In a surprising U-turn from Ubisoft, the Far Cry 6 narrative director has explicitly stated that the story will be political.
Far Cry 6 gameplay was finally unveiled to the world just before the weekend. Our own Lara Jackson was able to preview the game, which she says is ruthless, relentless, and ridiculous.
We know that the story of Far Cry 6 is set on the fictional Caribbean island of Yara. It’s ruled over by Antón Castillo, played by Giancarlo Esposito. Castillo is a ruthless, fascist dictator set on empowering his country to operate independently. The story will revolve around the player taking part in a freedom fighter revolution looking to overthrow the dictatorship.
Far Cry 6 narrative director Navid Khavari acknowledges that the story of Far Cry 6 deals with political themes.

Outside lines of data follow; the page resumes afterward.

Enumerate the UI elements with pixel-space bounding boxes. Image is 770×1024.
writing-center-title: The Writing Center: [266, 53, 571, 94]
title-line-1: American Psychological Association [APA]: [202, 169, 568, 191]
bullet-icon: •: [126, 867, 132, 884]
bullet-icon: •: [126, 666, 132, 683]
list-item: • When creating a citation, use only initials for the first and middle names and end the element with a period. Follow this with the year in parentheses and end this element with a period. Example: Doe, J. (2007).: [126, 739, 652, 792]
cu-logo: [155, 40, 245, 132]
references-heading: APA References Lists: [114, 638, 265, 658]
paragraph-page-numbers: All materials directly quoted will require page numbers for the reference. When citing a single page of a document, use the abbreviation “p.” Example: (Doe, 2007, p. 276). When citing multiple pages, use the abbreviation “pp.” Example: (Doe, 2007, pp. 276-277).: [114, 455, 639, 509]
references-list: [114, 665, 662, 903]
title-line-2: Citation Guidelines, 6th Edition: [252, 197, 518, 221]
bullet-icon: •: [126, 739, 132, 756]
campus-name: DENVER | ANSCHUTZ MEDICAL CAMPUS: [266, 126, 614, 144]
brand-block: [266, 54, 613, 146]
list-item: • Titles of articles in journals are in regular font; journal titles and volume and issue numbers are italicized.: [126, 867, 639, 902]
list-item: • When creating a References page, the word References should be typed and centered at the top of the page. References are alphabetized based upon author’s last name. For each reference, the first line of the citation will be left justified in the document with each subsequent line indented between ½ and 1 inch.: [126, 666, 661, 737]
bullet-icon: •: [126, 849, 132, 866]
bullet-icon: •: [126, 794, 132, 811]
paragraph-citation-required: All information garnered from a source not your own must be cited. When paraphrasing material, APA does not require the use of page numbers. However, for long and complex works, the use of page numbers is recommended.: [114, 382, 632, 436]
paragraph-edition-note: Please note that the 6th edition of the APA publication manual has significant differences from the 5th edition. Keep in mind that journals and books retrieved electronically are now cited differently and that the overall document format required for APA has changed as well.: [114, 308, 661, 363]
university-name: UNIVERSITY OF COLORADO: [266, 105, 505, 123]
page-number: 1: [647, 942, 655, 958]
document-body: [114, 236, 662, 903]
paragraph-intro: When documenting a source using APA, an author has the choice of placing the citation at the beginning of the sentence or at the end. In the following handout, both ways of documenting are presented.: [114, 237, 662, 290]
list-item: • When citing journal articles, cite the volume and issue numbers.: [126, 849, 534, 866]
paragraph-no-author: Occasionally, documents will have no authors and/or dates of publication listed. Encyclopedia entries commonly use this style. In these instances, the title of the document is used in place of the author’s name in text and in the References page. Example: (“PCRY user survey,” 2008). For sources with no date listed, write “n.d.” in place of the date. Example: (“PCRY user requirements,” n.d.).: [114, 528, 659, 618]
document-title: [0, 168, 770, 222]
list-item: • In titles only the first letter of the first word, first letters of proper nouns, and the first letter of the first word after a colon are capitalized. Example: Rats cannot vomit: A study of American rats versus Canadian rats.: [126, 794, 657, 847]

“Our story is political,” Khavari begins bluntly. “A story about a modern revolution must be. There are hard, relevant discussions in Far Cry 6 about the conditions that lead to the rise of fascism in a nation, the costs of imperialism, forced labour, the need for free-and-fair elections, LGBTQ+ rights, and more within the context of Yara, a fictional island in the Caribbean.”
Despite the setting sharing similarities with the political state of Cuba, Khavari insists that Far Cry 6 does not comment explicitly: “
“if anyone is seeking a simplified, binary political statement specifically on the current political climate in Cuba, they won’t find it. I am from a family that has endured the consequences of revolution… I can only speak for myself, but it is a complex subject that should never be boiled down to one quote.”
Ubisoft has avoided political discussions in the past
Ubisoft acknowledging that its games deal with politics is a surprising u-turn from its stance in the past. In particular, the publisher told Polygon that The Division 2 “definitely [wasn’t] making any political statements” [via The Verge]. That’s the game about the US Government fighting to regain control of the US capital in a global pandemic. Sure hit’s different in 2021, huh?
It’s refreshing to see a publisher acknowledge that its game deals with nuanced subjects rather than tip-toe around the conversation. Khavari contextualises Far Cry 6 by saying: “What players will find is a story that’s point-of-view attempts to capture the political complexity of a modern, present-day revolution within a fictional context.
“My only hope is that we are willing to let the story speak for itself first before forming hard opinions on its political reflections.”
Ubisoft is not the only game developer to realise that, often, narrative subjects are inseparable from politics. The developers of Six Days In Fallujah recently issued a statement about the politics that its game touches upon.
Far Cry 6 will release later this year on October 7th.